Tony Cotte : Au fond de vous, ne regrettez-vous pas ce choix aujourd’hui ?

Mia Frye  : Non parce que finalement je rencontre ces gens-là. J’ai eu l’occasion de travailler avec Paula Walker, une réalisatrice qui a fait des clips avec Gwen Stefani, Missy Elliott ou encore 50 Cent. Elle m’a fait une proposition pour une vidéo prochainement à Los Angeles. Elle a apprécié mes « moves » jazz et un peu urbain. Elle m’a dit que j’étais chic (rires). Elle m’a trouvé facile à travailler et respectueuse. Les autres chorégraphes sont vraiment ghettos, ils parlent mal aux gens et ne comprennent pas qu’il faut attendre la lumière ou que le chef opérateur fasse son travail. Moi je le fais car j’ai eu l’habitude avec le cinéma. En ayant eu l’expérience de Luc Besson et à deux reprises avec Brian De Palma, vous comprenez pourquoi ces détails sont si importants.
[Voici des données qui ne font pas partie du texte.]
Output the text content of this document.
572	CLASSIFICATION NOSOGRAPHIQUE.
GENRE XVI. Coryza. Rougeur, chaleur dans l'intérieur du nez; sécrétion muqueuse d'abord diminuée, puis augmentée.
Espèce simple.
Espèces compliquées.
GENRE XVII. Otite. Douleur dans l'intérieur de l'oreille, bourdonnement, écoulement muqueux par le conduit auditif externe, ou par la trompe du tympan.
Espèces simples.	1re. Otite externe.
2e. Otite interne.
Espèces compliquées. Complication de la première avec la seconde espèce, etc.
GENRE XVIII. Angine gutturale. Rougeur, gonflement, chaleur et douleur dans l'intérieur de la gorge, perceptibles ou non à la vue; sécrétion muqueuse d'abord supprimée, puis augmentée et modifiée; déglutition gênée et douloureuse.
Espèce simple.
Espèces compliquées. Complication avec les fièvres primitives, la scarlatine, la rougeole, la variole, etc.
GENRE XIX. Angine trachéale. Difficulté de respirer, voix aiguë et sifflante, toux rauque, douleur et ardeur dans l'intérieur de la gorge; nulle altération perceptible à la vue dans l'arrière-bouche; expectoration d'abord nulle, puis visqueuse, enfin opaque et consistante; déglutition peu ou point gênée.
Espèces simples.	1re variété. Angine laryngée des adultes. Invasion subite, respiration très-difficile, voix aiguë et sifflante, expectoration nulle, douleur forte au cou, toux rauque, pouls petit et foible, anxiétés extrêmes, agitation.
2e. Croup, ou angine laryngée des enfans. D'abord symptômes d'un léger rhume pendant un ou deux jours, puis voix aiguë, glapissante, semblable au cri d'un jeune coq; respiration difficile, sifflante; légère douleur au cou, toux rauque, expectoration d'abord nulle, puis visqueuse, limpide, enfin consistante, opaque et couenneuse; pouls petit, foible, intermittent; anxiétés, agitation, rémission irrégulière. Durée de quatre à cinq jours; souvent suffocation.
Tony Cotte : Vous avez fait l’objet de nombreuses parodies. Quand Cauet chante « Je danse avec Mia » ou que l’on parle de votre « poulpe sur la tête », comment réagissez-vous ?

Mia Frye  : Ca m’a fait beaucoup rire. Je considère Cauet comme un ami. Il est toujours là pour moi et surtout il est très intelligent. Il fait tout pour qu’on ne soit pas fâchés et fait comprendre que c’est « just a joke ». Pour le poulpe, ça vient de Benoît Poelvoorde. Je l’adore. Que les gens reprennent ça, c’est assez comique. Bob Marley aussi en avait un, vive les poulpes ! (rires) Il faut avoir de l’auto dérision. Si on n’a pas ça, c’est terrible. Je ne veux pas être tout le temps à vif et en souffrance. La critique vous permet de rester humble. J’aime la vie, j’aime rire et j’aime partager.